Volpone, Théâtre de la Madeleine

Volpone.jpegCritique de Volpone, de Ben Jonson, vu le 15 septembre 2012 au Théâtre de la Madeleine
Avec Roland Bertin, Nicolas Briançon, Anne Charrier, Philippe Laudenbach, Grégoire Bonnet, Pascal Elso, Barbara Probst, Matthias Van Khache, et Yves Gasc, dans une mise en scène de Nicolas Briançon

Regardez Roland Bertin se tordre de douleur sur son faux lit de mort. Volpone, c’est lui.
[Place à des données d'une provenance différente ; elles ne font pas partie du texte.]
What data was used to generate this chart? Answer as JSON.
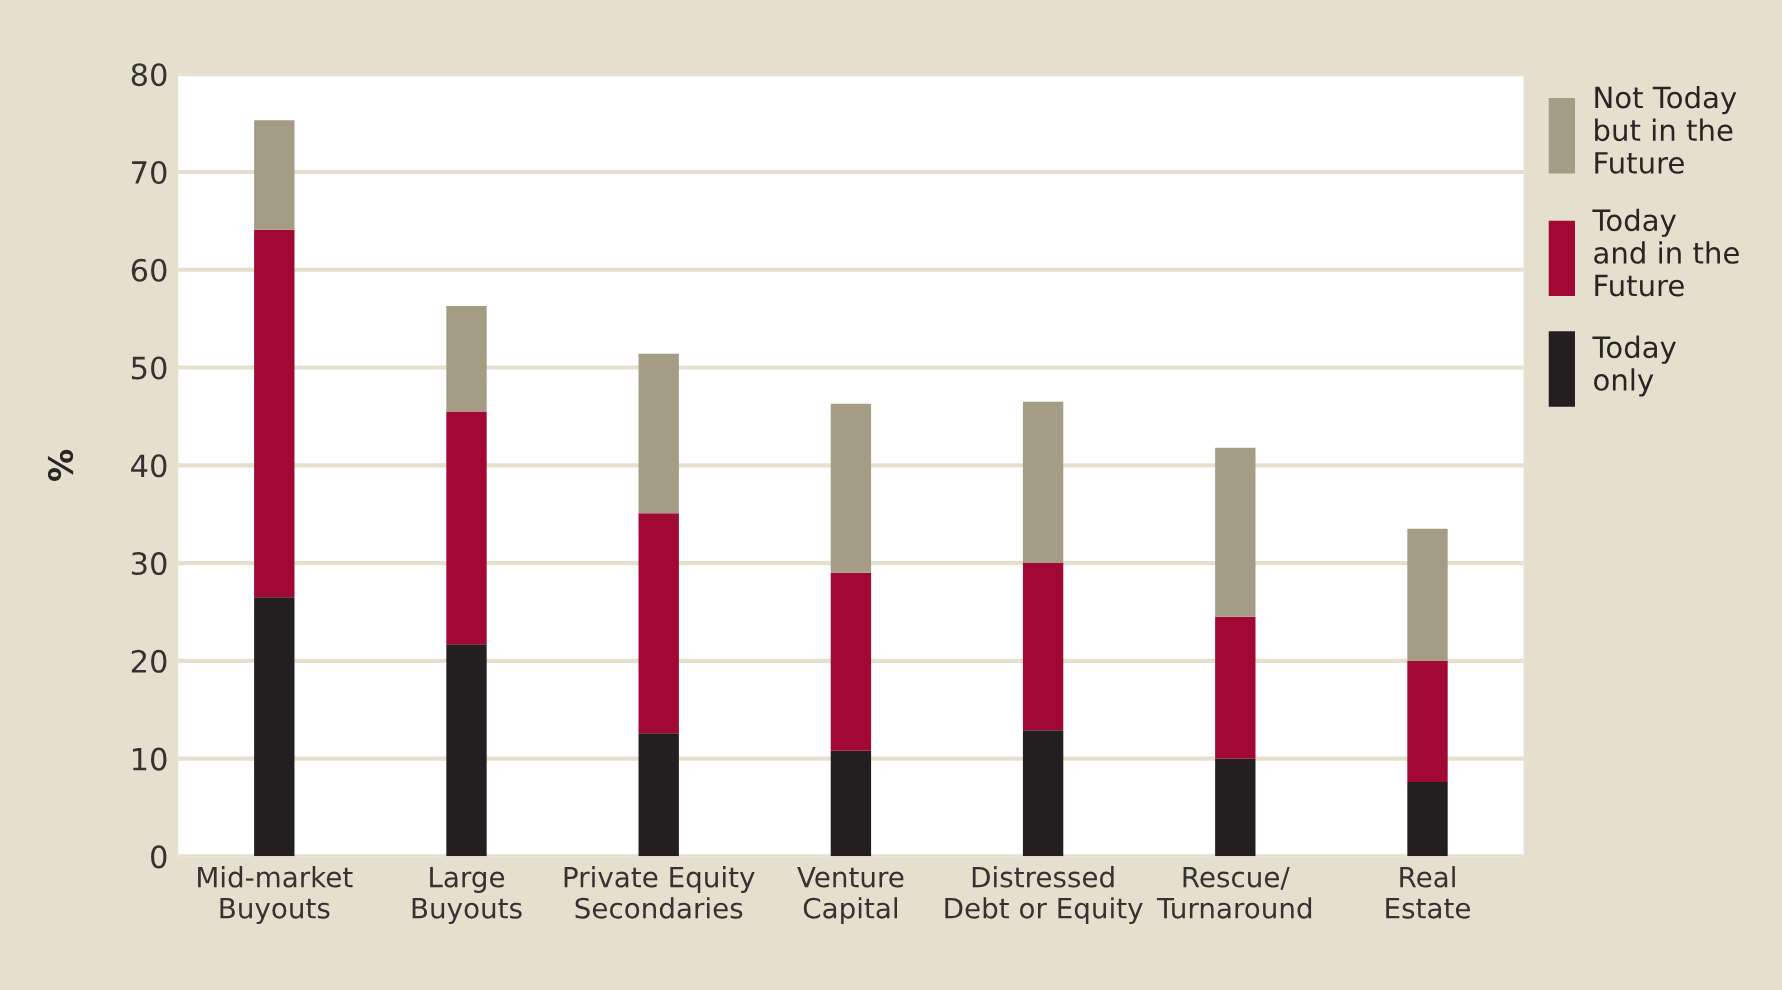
{
  "chart_data": {
    "type": "bar",
    "stacked": true,
    "ylabel": "%",
    "categories": [
      "Mid-market\nBuyouts",
      "Large\nBuyouts",
      "Private Equity\nSecondaries",
      "Venture\nCapital",
      "Distressed\nDebt or Equity",
      "Rescue/\nTurnaround",
      "Real\nEstate"
    ],
    "series": [
      {
        "name": "Today\nonly",
        "color": "#231f20",
        "values": [
          26.5,
          21.7,
          12.6,
          10.8,
          12.9,
          10.0,
          7.6
        ]
      },
      {
        "name": "Today\nand in the\nFuture",
        "color": "#a10834",
        "values": [
          37.6,
          23.8,
          22.5,
          18.2,
          17.1,
          14.5,
          12.4
        ]
      },
      {
        "name": "Not Today\nbut in the\nFuture",
        "color": "#a59c85",
        "values": [
          11.2,
          10.8,
          16.3,
          17.3,
          16.5,
          17.3,
          13.5
        ]
      }
    ],
    "ylim": [
      0,
      80
    ],
    "yticks": [
      0,
      10,
      20,
      30,
      40,
      50,
      60,
      70,
      80
    ],
    "grid": "y",
    "legend": "right"
  }
}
Un vieil homme en parfaite santé, riche, et qui se fait passer pour extrêmement malade en se jouant des différents personnages venant chez lui pour une chose : apparaître comme héritier sur son testament. A droite de cette photo, c’est Mosca, le parasite de Volpone. Peut-être un des êtres les plus noirs et les plus affreux du théâtre, avec Iago. 
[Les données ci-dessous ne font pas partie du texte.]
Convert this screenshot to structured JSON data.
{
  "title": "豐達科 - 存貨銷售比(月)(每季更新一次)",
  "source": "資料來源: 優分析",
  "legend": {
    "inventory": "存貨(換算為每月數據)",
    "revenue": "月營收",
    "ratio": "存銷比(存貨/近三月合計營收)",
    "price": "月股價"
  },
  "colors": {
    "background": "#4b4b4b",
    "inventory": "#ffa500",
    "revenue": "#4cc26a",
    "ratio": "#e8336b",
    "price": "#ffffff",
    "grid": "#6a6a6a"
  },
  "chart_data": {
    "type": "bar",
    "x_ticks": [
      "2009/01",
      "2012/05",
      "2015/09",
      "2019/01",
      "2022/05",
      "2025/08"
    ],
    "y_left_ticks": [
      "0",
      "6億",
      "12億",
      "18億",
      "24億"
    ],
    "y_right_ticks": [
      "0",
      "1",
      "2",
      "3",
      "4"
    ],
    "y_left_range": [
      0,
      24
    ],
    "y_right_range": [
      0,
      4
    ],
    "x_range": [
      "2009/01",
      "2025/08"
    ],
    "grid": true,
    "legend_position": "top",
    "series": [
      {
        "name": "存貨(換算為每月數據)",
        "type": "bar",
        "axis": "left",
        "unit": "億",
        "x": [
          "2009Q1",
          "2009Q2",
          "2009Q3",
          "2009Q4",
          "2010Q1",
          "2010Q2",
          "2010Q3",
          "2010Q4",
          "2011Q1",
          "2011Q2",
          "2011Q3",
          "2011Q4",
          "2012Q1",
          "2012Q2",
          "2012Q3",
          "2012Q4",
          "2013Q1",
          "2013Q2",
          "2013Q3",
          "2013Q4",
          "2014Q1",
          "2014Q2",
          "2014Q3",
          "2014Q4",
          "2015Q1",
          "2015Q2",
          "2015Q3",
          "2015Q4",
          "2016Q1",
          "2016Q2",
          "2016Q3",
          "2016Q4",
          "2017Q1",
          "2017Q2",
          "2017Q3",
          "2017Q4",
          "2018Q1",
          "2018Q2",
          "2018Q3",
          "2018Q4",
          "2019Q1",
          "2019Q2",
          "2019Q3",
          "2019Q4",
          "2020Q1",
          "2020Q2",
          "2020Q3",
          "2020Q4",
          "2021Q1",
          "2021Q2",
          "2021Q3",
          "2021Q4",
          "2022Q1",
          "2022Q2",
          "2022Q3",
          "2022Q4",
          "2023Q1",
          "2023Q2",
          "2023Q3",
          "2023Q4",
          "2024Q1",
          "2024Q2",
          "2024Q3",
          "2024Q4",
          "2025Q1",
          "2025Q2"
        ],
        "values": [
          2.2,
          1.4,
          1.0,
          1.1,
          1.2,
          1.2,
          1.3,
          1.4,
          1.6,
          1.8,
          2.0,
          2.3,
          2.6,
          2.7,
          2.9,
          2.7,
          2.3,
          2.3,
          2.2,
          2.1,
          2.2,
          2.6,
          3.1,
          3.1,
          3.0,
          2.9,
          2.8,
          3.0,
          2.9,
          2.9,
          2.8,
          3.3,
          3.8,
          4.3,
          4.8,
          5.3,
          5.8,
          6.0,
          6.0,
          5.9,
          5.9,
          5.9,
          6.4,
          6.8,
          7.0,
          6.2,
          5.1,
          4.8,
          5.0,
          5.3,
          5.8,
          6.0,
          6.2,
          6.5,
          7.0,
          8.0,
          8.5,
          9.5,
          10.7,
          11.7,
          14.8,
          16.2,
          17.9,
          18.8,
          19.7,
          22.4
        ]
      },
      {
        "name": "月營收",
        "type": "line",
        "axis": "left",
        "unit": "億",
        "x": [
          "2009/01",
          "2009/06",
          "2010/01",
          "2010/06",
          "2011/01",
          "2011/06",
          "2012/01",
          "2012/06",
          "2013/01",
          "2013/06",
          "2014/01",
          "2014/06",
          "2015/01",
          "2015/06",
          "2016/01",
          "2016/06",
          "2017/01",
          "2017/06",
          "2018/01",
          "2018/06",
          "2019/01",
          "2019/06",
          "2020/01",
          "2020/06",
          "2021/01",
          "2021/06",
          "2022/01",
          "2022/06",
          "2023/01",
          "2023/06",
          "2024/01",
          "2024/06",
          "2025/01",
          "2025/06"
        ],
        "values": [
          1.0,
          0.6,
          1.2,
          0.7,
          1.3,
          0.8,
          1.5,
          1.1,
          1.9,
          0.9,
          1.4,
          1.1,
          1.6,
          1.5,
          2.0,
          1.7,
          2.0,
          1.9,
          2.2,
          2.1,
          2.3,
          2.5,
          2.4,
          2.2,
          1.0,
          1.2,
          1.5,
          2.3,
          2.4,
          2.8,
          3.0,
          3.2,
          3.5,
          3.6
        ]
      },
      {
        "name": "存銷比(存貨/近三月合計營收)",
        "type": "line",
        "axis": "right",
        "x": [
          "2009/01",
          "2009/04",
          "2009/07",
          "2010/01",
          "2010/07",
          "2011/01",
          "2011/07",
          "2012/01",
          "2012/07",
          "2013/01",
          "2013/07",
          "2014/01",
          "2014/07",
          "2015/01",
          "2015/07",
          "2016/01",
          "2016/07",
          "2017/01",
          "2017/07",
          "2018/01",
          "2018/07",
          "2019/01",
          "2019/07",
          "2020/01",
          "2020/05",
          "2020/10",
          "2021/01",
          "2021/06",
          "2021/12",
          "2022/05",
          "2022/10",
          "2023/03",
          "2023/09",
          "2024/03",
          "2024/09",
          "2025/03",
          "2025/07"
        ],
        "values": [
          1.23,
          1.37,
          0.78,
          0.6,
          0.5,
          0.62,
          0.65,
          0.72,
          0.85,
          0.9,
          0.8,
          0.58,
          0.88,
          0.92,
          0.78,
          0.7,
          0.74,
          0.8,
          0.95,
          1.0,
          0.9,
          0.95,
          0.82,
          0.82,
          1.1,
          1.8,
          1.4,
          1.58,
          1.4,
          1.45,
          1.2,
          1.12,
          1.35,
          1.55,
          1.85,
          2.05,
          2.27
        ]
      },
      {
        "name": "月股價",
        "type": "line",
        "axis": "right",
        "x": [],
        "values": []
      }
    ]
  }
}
L’histoire est sombre, vraiment sombre. Tous les personnages présents sont des ordures, qui ne pensent qu’à l’argent. Pourtant, on rit beaucoup. Jusqu’à la scène finale, le rire est au rendez-vous. Sans doute dû et aux quelques retouches du texte par Nicolas Briançon, et à la troupe formidable qu’il a réunie sur scène. Les deux ensemble donnent un spectacle parfait. 
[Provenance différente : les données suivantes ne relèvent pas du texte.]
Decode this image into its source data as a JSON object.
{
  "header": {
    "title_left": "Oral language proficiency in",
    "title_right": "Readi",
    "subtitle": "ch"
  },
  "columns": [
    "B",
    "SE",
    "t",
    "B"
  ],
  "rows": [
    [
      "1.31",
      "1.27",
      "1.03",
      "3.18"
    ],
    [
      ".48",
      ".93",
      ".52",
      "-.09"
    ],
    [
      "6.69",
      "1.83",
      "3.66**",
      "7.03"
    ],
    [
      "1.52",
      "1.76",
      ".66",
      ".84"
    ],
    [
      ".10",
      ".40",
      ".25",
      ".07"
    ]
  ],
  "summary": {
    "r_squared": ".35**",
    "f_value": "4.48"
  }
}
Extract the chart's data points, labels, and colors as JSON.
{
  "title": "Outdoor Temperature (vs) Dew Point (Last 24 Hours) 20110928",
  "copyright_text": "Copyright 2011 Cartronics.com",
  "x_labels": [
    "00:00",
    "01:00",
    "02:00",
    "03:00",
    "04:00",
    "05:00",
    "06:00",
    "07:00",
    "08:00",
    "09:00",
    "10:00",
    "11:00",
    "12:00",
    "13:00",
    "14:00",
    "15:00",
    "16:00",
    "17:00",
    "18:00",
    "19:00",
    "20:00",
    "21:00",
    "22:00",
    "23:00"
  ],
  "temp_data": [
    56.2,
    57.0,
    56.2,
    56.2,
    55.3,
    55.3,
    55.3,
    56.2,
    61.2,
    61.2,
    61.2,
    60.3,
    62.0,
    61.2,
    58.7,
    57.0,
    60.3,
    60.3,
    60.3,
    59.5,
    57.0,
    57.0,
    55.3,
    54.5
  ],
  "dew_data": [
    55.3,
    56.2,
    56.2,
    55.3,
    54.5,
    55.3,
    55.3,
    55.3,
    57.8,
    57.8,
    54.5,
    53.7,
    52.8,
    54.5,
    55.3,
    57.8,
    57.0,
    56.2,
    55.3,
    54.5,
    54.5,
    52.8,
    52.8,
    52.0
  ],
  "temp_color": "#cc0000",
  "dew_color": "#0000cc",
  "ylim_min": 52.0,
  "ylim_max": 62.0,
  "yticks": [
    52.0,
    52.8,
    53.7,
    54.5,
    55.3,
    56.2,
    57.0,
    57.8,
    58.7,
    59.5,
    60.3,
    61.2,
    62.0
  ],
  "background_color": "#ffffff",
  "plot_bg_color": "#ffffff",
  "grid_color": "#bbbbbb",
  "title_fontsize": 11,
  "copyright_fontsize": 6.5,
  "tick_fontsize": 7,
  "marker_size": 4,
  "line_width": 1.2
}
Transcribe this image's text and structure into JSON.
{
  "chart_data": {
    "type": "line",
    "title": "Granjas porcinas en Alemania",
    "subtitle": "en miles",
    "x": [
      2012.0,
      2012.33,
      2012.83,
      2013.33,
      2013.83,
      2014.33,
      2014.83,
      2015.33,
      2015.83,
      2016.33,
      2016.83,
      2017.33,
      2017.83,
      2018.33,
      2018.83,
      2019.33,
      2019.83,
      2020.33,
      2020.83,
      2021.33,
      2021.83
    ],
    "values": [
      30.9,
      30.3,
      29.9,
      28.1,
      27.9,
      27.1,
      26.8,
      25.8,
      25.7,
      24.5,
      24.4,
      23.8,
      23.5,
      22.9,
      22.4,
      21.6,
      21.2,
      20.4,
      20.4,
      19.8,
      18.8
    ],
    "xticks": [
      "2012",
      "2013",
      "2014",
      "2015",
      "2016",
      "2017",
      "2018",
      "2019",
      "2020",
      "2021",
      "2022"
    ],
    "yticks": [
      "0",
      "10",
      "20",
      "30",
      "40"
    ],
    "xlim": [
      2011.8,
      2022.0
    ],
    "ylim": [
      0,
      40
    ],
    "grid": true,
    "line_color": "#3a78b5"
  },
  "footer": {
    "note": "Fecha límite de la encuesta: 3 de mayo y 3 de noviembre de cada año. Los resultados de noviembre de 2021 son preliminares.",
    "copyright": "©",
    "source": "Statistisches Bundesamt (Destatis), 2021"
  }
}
Tout d’abord, le décor. Haut, sombre, composé de nombreux coffres, contenant les biens de Volpone … Au début de la pièce, les 3 danseurs que nous retrouverons à plusieurs reprises par la suite nous présentent ce décor, ouvrant les coffres pour nous montrer l’importance des possessions de Volpone. Ouverts, ces coffres scintillent de par l’or qu’ils contiennent, et sont presque la seule source de lumière dans l’appartement de Volpone : sont-ils toute sa vie ? Sûrement. 
Il y a ce genre de pièce éponyme, dans lesquelles il faut trouver L’Acteur, comme l’Avare, Le Malade Imaginaire … En Roland Bertin, Nicolas Briançon a su trouver un excellent Volpone : hilarant lorsqu’il joue le faux malade, ce personnage pourtant infect parvient, par le jeu de l’acteur, à nous toucher, et nous émouvoir … J’ai eu pitié de lui, lors de la scène finale … c’est son visage qui possède un je-ne-sais-quoi d’enfantin et d’innocent qui fait que nous nous attachons à lui, malgré ses manières infâmes. Mais si Roland Bertin m’a beaucoup impressionnée, que dois-je dire de la prestation de Nicolas Briançon, qui signe également la mise en scène ? Le premier mot qui me vient à l’esprit est : Waaaw. Cet homme a quelque chose. Il s’est entièrement approprié son rôle de Mosca, et même s’il paraît joyeux lorsqu’il s’adresse aux autres personnages, il reprend sa véritable nature dès que l’attention n’est plus sur lui. La tête haute et le port droit, son regard de faucon, inquiétant et froid, renforcé par la forme étroite de ses lunettes, tuerait quiconque le croiserait. Diction parfaite, gestes d’une précision impeccable, Nicolas Briançon est parfait. Parfaitement effrayant.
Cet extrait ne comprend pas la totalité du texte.